The Court of Appeal of Alberta issued a decision on July 16th that dealt with a significant FOI standing issue among other issues relevant to FOI practitioners.
The Court quashed the Alberta OIPC’s appeal of a lower court decision to quash an order by which the OIPC compelled the Minister of the Environment to disclose a remediation agreement it entered into with Imperial Oil. It also, in obiter, affirmed the lower court’s decision.
The Court quashed the appeal based on a finding that the OIPC had no standing. Alberta case law establishes that a statutory tribunal whose own decision has been quashed on judicial review cannot appeal from that order unless its own jurisdiction is in question.

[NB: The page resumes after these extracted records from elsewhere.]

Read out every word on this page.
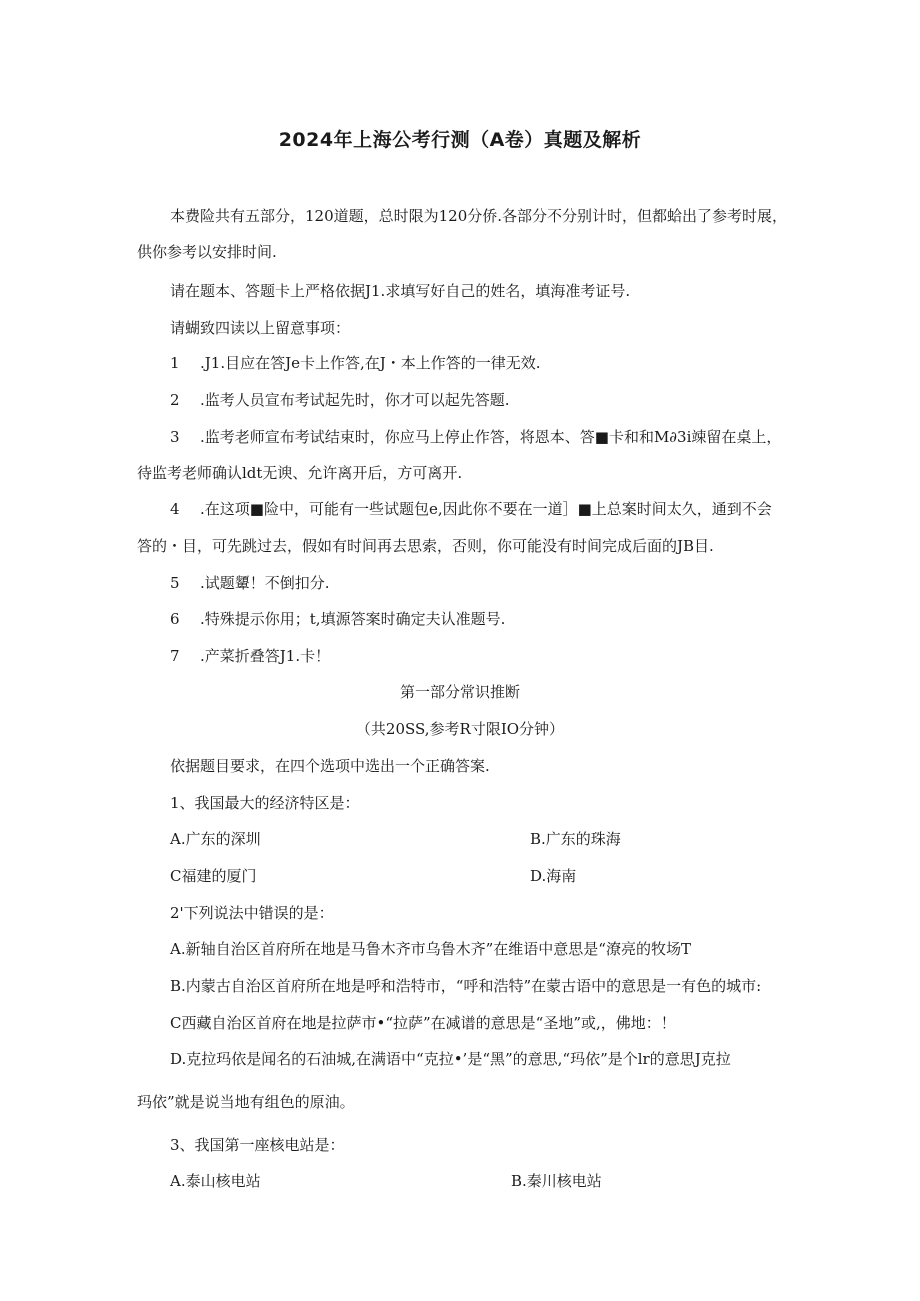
2024年上海公考行测（A卷）真题及解析
本费险共有五部分，120道题，总时限为120分侨.各部分不分别计时，但都蛤出了参考时展，
供你参考以安排时间.
请在题本、答题卡上严格依据J1.求填写好自己的姓名，填海准考证号.
请蝴致四读以上留意事项：
1 .J1.目应在答Je卡上作答,在J・本上作答的一律无效.
2 .监考人员宣布考试起先时，你才可以起先答题.
3 .监考老师宣布考试结束时，你应马上停止作答，将恩本、答■卡和和M∂3i竦留在桌上，
待监考老师确认ldt无谀、允许离开后，方可离开.
4 .在这项■险中，可能有一些试题包e,因此你不要在一道］■上总案时间太久，通到不会
答的・目，可先跳过去，假如有时间再去思索，否则，你可能没有时间完成后面的JB目.
5 .试题顰！不倒扣分.
6 .特殊提示你用；t,填源答案时确定夫认准题号.
7 .产菜折叠答J1.卡！
第一部分常识推断
（共20SS,参考R寸限IO分钟）
依据题目要求，在四个选项中选出一个正确答案.
1、我国最大的经济特区是：
A.广东的深圳	B.广东的珠海
C福建的厦门	D.海南
2'下列说法中错误的是：
A.新轴自治区首府所在地是马鲁木齐市乌鲁木齐”在维语中意思是“潦亮的牧场T
B.内蒙古自治区首府所在地是呼和浩特市，“呼和浩特”在蒙古语中的意思是一有色的城市:
C西藏自治区首府在地是拉萨市•“拉萨”在减谱的意思是“圣地”或,，佛地：！
D.克拉玛依是闻名的石油城,在满语中“克拉•’是“黑”的意思,“玛依”是个lr的意思J克拉
玛依”就是说当地有组色的原油。
3、我国第一座核电站是：
A.泰山核电站	B.秦川核电站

The Court applied this to the OIPC despite the OIPC’s arguments about the unique role of an FOI adjudicator.
In addressing whether the remediation agreement was accessible to the public, the Court held that the agreement was subject to settlement privilege and that the OIPC had erred in finding that settlement privilege does not apply to final agreements. The application of settlement privilege to final agreements gives potentially wide protection to agreements between public institutions and outside parties and is now supported by the the Supreme Court of Canada based on its June 2013 decision in Sable Offshore Energy Inc. v Ameron International Corp.

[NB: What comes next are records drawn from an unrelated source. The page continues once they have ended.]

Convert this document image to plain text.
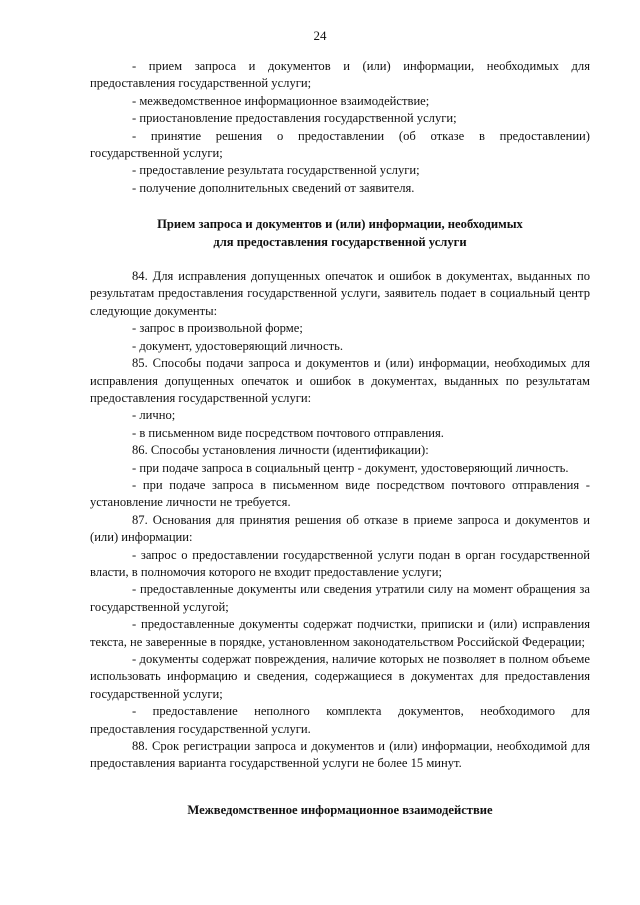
24

- прием запроса и документов и (или) информации, необходимых для предоставления государственной услуги;

- межведомственное информационное взаимодействие;

- приостановление предоставления государственной услуги;

- принятие решения о предоставлении (об отказе в предоставлении) государственной услуги;

- предоставление результата государственной услуги;

- получение дополнительных сведений от заявителя.

Прием запроса и документов и (или) информации, необходимых
для предоставления государственной услуги

84. Для исправления допущенных опечаток и ошибок в документах, выданных по результатам предоставления государственной услуги, заявитель подает в социальный центр следующие документы:

- запрос в произвольной форме;

- документ, удостоверяющий личность.

85. Способы подачи запроса и документов и (или) информации, необходимых для исправления допущенных опечаток и ошибок в документах, выданных по результатам предоставления государственной услуги:

- лично;

- в письменном виде посредством почтового отправления.

86. Способы установления личности (идентификации):

- при подаче запроса в социальный центр - документ, удостоверяющий личность.

- при подаче запроса в письменном виде посредством почтового отправления - установление личности не требуется.

87. Основания для принятия решения об отказе в приеме запроса и документов и (или) информации:

- запрос о предоставлении государственной услуги подан в орган государственной власти, в полномочия которого не входит предоставление услуги;

- предоставленные документы или сведения утратили силу на момент обращения за государственной услугой;

- предоставленные документы содержат подчистки, приписки и (или) исправления текста, не заверенные в порядке, установленном законодательством Российской Федерации;

- документы содержат повреждения, наличие которых не позволяет в полном объеме использовать информацию и сведения, содержащиеся в документах для предоставления государственной услуги;

- предоставление неполного комплекта документов, необходимого для предоставления государственной услуги.

88. Срок регистрации запроса и документов и (или) информации, необходимой для предоставления варианта государственной услуги не более 15 минут.

Межведомственное информационное взаимодействие
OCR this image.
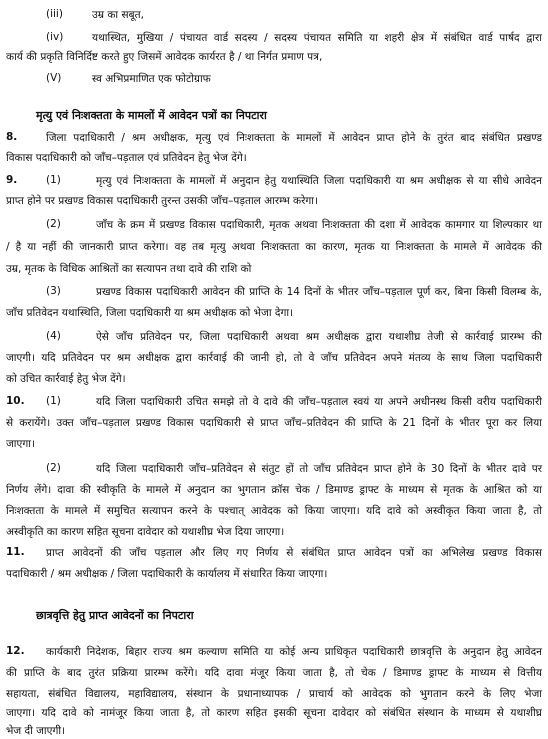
(iii)	उम्र का सबूत,
(iv)	यथास्थित, मुखिया / पंचायत वार्ड सदस्य / सदस्य पंचायत समिति या शहरी क्षेत्र में संबंधित वार्ड पार्षद द्वारा
कार्य की प्रकृति विनिर्दिष्ट करते हुए जिसमें आवेदक कार्यरत है / था निर्गत प्रमाण पत्र,
(V)	स्व अभिप्रमाणित एक फोटोग्राफ
मृत्यु एवं निःशक्तता के मामलों में आवेदन पत्रों का निपटारा
8.	जिला पदाधिकारी / श्रम अधीक्षक, मृत्यु एवं निःशक्तता के मामलों में आवेदन प्राप्त होने के तुरंत बाद संबंधित प्रखण्ड
विकास पदाधिकारी को जाँच–पड़ताल एवं प्रतिवेदन हेतु भेज देंगे।
9.	(1)	मृत्यु एवं निःशक्तता के मामलों में अनुदान हेतु यथास्थिति जिला पदाधिकारी या श्रम अधीक्षक से या सीधे आवेदन
प्राप्त होने पर प्रखण्ड विकास पदाधिकारी तुरन्त उसकी जाँच–पड़ताल आरम्भ करेगा।
(2)	जाँच के क्रम में प्रखण्ड विकास पदाधिकारी, मृतक अथवा निःशक्तता की दशा में आवेदक कामगार या शिल्पकार था
/ है या नहीं की जानकारी प्राप्त करेगा। वह तब मृत्यु अथवा निःशक्तता का कारण, मृतक या निःशक्तता के मामले में आवेदक की
उम्र, मृतक के विधिक आश्रितों का सत्यापन तथा दावे की राशि को
(3)	प्रखण्ड विकास पदाधिकारी आवेदन की प्राप्ति के 14 दिनों के भीतर जाँच–पड़ताल पूर्ण कर, बिना किसी विलम्ब के,
जाँच प्रतिवेदन यथास्थिति, जिला पदाधिकारी या श्रम अधीक्षक को भेजा देगा।
(4)	ऐसे जाँच प्रतिवेदन पर, जिला पदाधिकारी अथवा श्रम अधीक्षक द्वारा यथाशीघ्र तेजी से कार्रवाई प्रारम्भ की
जाएगी। यदि प्रतिवेदन पर श्रम अधीक्षक द्वारा कार्रवाई की जानी हो, तो वे जाँच प्रतिवेदन अपने मंतव्य के साथ जिला पदाधिकारी
को उचित कार्रवाई हेतु भेज देंगे।
10. (1)	यदि जिला पदाधिकारी उचित समझे तो वे दावे की जाँच–पड़ताल स्वयं या अपने अधीनस्थ किसी वरीय पदाधिकारी
से करायेंगे। उक्त जाँच–पड़ताल प्रखण्ड विकास पदाधिकारी से प्राप्त जाँच–प्रतिवेदन की प्राप्ति के 21 दिनों के भीतर पूरा कर लिया
जाएगा।
(2)	यदि जिला पदाधिकारी जाँच–प्रतिवेदन से संतुट हों तो जाँच प्रतिवेदन प्राप्त होने के 30 दिनों के भीतर दावे पर
निर्णय लेंगे। दावा की स्वीकृति के मामले में अनुदान का भुगतान क्रॉस चेक / डिमाण्ड ड्राफ्ट के माध्यम से मृतक के आश्रित को या
निःशक्तता के मामले में समुचित सत्यापन करने के पश्चात् आवेदक को किया जाएगा। यदि दावे को अस्वीकृत किया जाता है, तो
अस्वीकृति का कारण सहित सूचना दावेदार को यथाशीघ्र भेज दिया जाएगा।
11. प्राप्त आवेदनों की जाँच पड़ताल और लिए गए निर्णय से संबंधित प्राप्त आवेदन पत्रों का अभिलेख प्रखण्ड विकास
पदाधिकारी / श्रम अधीक्षक / जिला पदाधिकारी के कार्यालय में संधारित किया जाएगा।
छात्रवृत्ति हेतु प्राप्त आवेदनों का निपटारा
12. कार्यकारी निदेशक, बिहार राज्य श्रम कल्याण समिति या कोई अन्य प्राधिकृत पदाधिकारी छात्रवृत्ति के अनुदान हेतु आवेदन
की प्राप्ति के बाद तुरंत प्रक्रिया प्रारम्भ करेंगे। यदि दावा मंजूर किया जाता है, तो चेक / डिमाण्ड ड्राफ्ट के माध्यम से वित्तीय
सहायता, संबंधित विद्यालय, महाविद्यालय, संस्थान के प्रधानाध्यापक / प्राचार्य को आवेदक को भुगतान करने के लिए भेजा
जाएगा। यदि दावे को नामंजूर किया जाता है, तो कारण सहित इसकी सूचना दावेदार को संबंधित संस्थान के माध्यम से यथाशीघ्र
भेज दी जाएगी।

The Court also interpreted a requirement common to third-party harms exemptions in Canadian FOI statutes that demands information “of the third-party” to qualify. It said:
The exception does not necessarily require ownership in the strict sense; the private party supplying the information would not have to prove that it had a patent or copyright on the information. If the private entity took scientific, financial, or commercial information that was in the public realm, and then applied that information to its specific business, property, and affairs, the resulting data would still be “of the third party”. In other words, it is the information as applied to the business of the third party that would be “of the third party”, not the background scientific or economic principles underlining that information.
The Court held that the OIPC erred in finding that expert reports prepared for Imperial Oil and appended to the agreements did not contain information “of Imperial Oil” because the reports “were developed at the request of the Public Body or in consultation with it.”
Imperial Oil Limited v Alberta (Information and Privacy Commissioner), 2014 ABCA 231 (CanLII).